Ich weiß es nicht. Wenn die Einschätzung des Pentagon stimmt und die stärksten Kräfte in der Opposition Terroristen sind, wie will man verhindern, dass nach Assad nicht diese die Macht übernehmen? Und derjenige, der das verhindert, müsste der nicht dann auch einen Krieg gegen diese Organisationen führen? Inwiefern wäre das aus Sicht des Volkes ein Vorteil? Wie sieht es mit der syrischen Armee und den Geheimdiensten, dem ganzen Verwaltungsapparat aus – würden die zu Assad halten und nach dessen Vertreibung dann quasi in den (bewaffneten) Widerstand gehen oder würde ein Wechsel von Assad zu Präsident X so aussehen wie man das in Deutschland gewöhnt ist – eine Partei verliert die Wahl, eine andere übernimmt die Regierung – der ganze Verwaltungsapparat, Armee, Polizei, etc nehmen dann Weisungen von der neuen Regierung an?
Eine Demokratie ist nicht einfach durch Wahlen einzuführen – da stehen viele Strukturen dahinter, Gewaltenteilung mit funktionierenden Kontrollen, unabhängige Gerichte, ein Verwaltungsapparat der sich an Weisungen der regierenden Partei gebunden fühlt und die Korruption in Grenzen bleibt, eine mehr oder minder funktionierende Presse, usw. usf. So etwas aufzubauen, bzw. demokratiekonform umzubauen wird Zeit und Mühe in Anspruch nehmen.
Es würde schon mal sehr helfen, wenn sich die Golfstaaten und die USA aus Syrien raushalten würden – das wird aber nicht passieren, vermute ich. Was die Rolle der EU angeht, bin ich mir unschlüssig….ob sie quasi ‚nur‘ ein naiver Mitläufer ist, der wirklich daran glaubt, dass im Kielwasser der USA den Syrern zu helfen sei, oder ob sich die EU Politiker sehr wohl bewusst sind, was die eigentlichen Interessen der USA sind und dass diese nicht mit dem Wohl der Syrer identisch sind.
Was kann man also tun? Es wäre sehr hilfreich Druck auf die Golfstaaten und die USA auszuüben, um weitere Einflussnahme in Syrien einzustellen. Gleichzeitig könnte sich die EU mit Syrien, Russland, Türkey und Iran an einen Tisch setzen und schauen, ob man noch etwas von dem verloren gegangenen Vertrauen (auf beiden Seiten) wieder aufbauen kann.

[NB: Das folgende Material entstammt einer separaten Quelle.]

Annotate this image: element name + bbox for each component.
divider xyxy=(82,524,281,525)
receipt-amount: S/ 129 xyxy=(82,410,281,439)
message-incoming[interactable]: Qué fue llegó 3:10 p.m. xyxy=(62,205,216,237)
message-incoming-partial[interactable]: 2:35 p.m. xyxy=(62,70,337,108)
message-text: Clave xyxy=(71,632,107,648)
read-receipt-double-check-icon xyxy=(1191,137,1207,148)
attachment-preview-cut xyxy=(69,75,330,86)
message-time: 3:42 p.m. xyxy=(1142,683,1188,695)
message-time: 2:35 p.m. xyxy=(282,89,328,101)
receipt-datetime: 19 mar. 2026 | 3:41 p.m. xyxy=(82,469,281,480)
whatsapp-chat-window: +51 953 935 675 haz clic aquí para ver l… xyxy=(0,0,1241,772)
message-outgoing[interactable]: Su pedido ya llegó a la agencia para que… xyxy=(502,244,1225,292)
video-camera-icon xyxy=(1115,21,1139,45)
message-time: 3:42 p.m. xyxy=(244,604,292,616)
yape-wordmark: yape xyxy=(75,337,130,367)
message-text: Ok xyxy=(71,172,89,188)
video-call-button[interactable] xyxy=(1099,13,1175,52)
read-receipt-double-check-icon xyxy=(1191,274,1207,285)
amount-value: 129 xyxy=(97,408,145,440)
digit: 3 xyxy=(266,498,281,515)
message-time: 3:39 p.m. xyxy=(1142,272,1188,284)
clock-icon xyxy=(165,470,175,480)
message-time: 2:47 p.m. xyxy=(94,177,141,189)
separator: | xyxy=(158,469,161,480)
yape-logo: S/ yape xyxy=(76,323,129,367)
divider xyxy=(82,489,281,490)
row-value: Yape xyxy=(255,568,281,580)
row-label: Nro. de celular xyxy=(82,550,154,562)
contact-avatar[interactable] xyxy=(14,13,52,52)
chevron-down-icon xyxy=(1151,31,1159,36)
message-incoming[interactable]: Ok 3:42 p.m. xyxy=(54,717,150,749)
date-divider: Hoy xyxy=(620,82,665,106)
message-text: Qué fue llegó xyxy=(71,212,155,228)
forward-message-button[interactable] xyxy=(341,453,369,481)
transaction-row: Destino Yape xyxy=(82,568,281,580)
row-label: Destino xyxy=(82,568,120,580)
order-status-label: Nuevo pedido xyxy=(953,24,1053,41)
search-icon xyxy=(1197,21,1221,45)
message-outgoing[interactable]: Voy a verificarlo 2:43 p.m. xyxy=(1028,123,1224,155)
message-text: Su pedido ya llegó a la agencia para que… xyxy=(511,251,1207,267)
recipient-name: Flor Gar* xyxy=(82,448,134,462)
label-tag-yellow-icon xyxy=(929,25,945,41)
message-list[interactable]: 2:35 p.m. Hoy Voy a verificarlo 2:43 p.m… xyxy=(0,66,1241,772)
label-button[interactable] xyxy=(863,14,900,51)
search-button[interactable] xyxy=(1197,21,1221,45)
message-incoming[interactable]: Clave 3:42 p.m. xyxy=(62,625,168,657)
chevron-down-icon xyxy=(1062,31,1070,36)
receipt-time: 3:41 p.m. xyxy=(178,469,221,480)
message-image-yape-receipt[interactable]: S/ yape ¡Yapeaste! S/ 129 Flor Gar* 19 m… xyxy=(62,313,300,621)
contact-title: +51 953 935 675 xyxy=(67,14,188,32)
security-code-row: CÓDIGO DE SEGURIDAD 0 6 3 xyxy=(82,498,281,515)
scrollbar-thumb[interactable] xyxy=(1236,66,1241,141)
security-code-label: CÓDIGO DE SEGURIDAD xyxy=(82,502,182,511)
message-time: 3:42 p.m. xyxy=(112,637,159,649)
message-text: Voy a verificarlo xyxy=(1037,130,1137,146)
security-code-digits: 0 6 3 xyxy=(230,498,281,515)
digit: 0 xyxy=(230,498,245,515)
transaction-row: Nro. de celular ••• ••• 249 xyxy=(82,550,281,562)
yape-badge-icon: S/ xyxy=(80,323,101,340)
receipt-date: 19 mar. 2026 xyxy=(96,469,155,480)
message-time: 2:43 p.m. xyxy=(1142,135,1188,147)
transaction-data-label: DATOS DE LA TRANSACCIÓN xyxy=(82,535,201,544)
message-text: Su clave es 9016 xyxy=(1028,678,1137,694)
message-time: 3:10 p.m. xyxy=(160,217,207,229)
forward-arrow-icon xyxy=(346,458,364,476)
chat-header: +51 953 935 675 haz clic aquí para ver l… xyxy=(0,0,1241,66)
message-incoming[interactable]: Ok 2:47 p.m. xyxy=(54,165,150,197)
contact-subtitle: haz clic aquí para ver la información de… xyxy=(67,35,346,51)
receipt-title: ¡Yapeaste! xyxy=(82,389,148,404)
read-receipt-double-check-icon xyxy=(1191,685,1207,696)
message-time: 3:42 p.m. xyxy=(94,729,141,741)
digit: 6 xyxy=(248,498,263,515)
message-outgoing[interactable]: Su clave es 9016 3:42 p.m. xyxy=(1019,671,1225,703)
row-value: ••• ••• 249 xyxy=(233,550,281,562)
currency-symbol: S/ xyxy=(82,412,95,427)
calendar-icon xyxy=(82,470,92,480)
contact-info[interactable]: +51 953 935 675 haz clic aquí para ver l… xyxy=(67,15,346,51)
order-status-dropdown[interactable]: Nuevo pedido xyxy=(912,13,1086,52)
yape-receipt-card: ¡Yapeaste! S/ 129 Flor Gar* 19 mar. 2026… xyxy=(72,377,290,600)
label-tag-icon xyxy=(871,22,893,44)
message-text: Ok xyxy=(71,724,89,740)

Wirtschaftssanktionen halte ich für den falschen Weg, diese sollten aufgehoben werden – die Hauptleidtragenden sind das syrische Volk, nicht Assad. Man sollte akzeptieren, dass mittelfristig Assad im Amt bleibt. Man könnte versuchen Assad mit Zugang zu den europäischen Märkten zu Zugeständnissen zu bewegen.
Man müsste mal einen ehrlichen Blick auf die eigene EU-Politik, ihre Wirkung und ebenso auf unsere Konzernmedien und deren Wirkung richten. Wie kann es sein, dass unsere Medien eine terroristische Organisation als Friedenskämpfer bezeichnet, obwohl die US-Geheimdienste diese ganz klar bei Al-Quaeda/IS verorten? Woher haben unsere Medien die Informationen bekommen, die zu dieser Einordnung führte? Und wieso kommen (fast) alle Konzernmedien zu demselben Urteil? Wieso gibt es da keine Meinungsvielfalt? Es gibt sie doch auch in diesem Forum (soweit ich das überschaue).
Aber schlussendlich, und da stimme ich dir ganz zu, ist es Sache der Syrier für politischen Wandel in ihrem Land zu sorgen (sofern sie das wollen), nicht unsere und schon gar nicht haben wir das Recht einfach in anderer Völker Länder unsere Vorstellungen durchzudrücken.